Selection of tissue-specific proteoforms. (A) Cigar depiction
of
cTnC proteoforms identified in the human heart tissue. Red, blue,
and purple marks on the bottom of cigars indicate b, y, and both b
and y fragment ions. Tan marks on top of cigars indicate the presence
of a PTM or sequence variant. (B) Distribution of proteoforms identified
with PTMs or sequence variance. Proteolytic cleavage and N-terminal
acetylation are excluded from consideration as PTMs in this panel.
(C) Histogram of proteoforms and the number of matching fragment ions
that support the presence of a sequence variant (e.g., a polymorphism).
(D) Histogram of proteoforms and the number of matching fragment ions
that support the presence of a PTM. (E) Sequential filtering of proteoforms
to identify high-confidence tissue-specific proteoforms. (F) Identification
of tissue-specific defensin proteoforms.To curate a core set of proteoforms uniquely expressed in the five
individual tissue types, we implemented a conservative process to
select those proteoforms with PTMs with direct fragment ion support
(level 1 proteoforms[29]). To this end, the
number of matching fragment ions that bear a PTM (or amino acid variant)

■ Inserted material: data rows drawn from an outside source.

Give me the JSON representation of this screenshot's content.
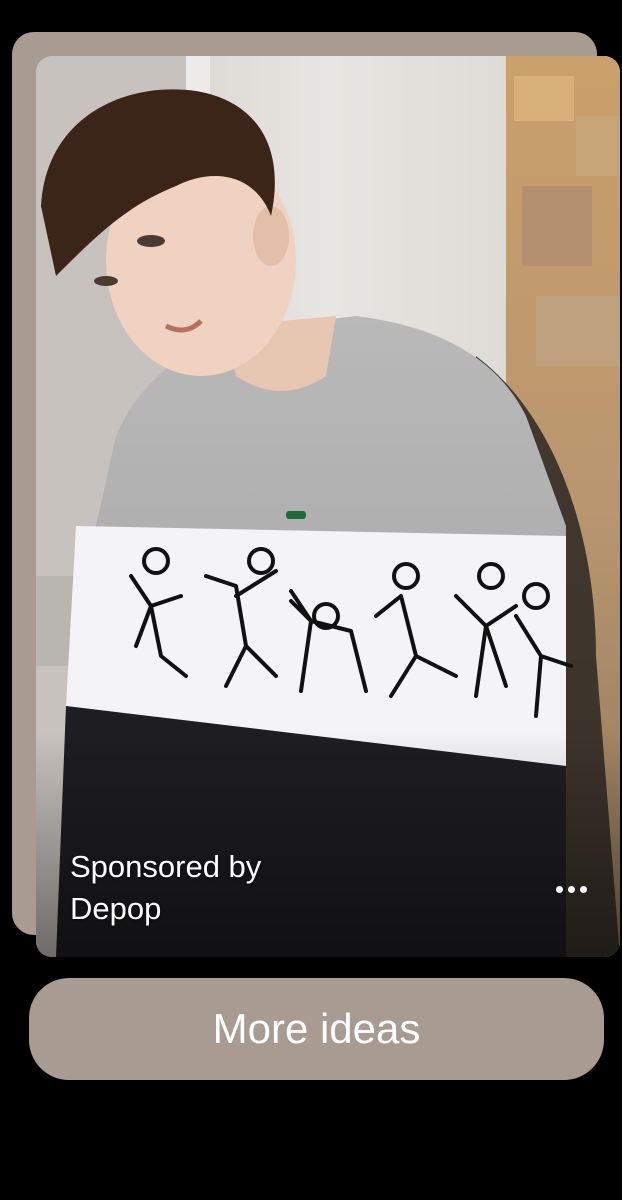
{
  "pin": {
    "sponsored_line1": "Sponsored by",
    "sponsored_line2": "Depop",
    "more_options_icon": "ellipsis-horizontal-icon",
    "image_alt": "Person wearing grey sweater with black doodle figure print stripe"
  },
  "actions": {
    "more_ideas_label": "More ideas"
  },
  "colors": {
    "background": "#000000",
    "card_accent": "#a89b91",
    "text": "#ffffff"
  }
}
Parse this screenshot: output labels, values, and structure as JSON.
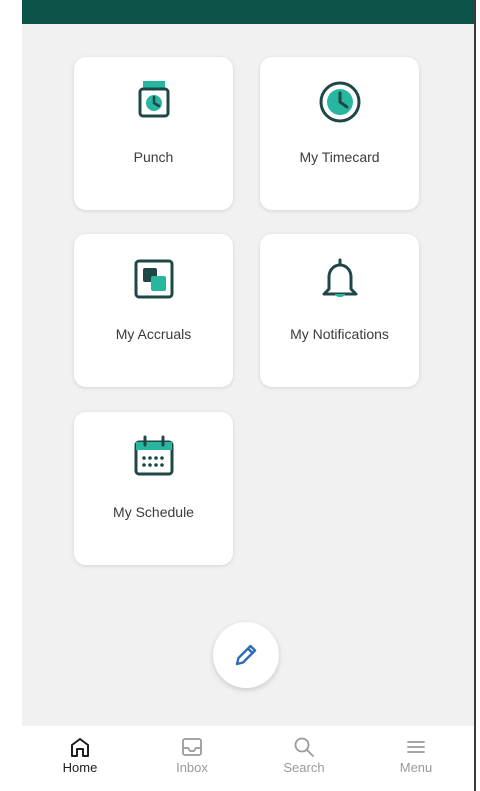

were counted for each PrSM. While many mutated and modified proteoforms
have supporting fragment ions (level 1), a disproportionate number
of modified proteoforms were level 3 with two or fewer ions (Figure C,D). Consequently,
the requirement of having ≥3 supporting fragment ions for modified
proteoforms was added in addition to a C-score >30. This process
culled
the set of 8784 unique proteoforms in Table down to 2843 level 1 tissue-specific proteoforms
(Figure E and Supporting Information Data 1).More level
1 tissue-specific proteoforms were identified in a subsequence
search (previously called BioMarker search that identifies portions
of full-length proteoforms[31,32]) than in absolute mass
searches. Specifically, 2548 proteoforms were identified in subsequence
searching compared to 295 proteoforms identified in absolute mass
searches. Subsequence searches identify proteolytic fragments that
often arise from endogenous proteolytic events and can serve as significant
biomarkers.[21] While a portion of these
proteoforms may be the product of nonspecific proteolysis, the consensus
sequence of cleavage sites varied across tissues (Figure S5). Truncated proteoforms from the heart, kidneys,
and small intestine showed enrichment of F, Y, W, and L at P1, which
suggests chymotrypsin activity. The spleen proteoforms demonstrated
enrichment of hydrophobic residues but no apparent sequence specificity.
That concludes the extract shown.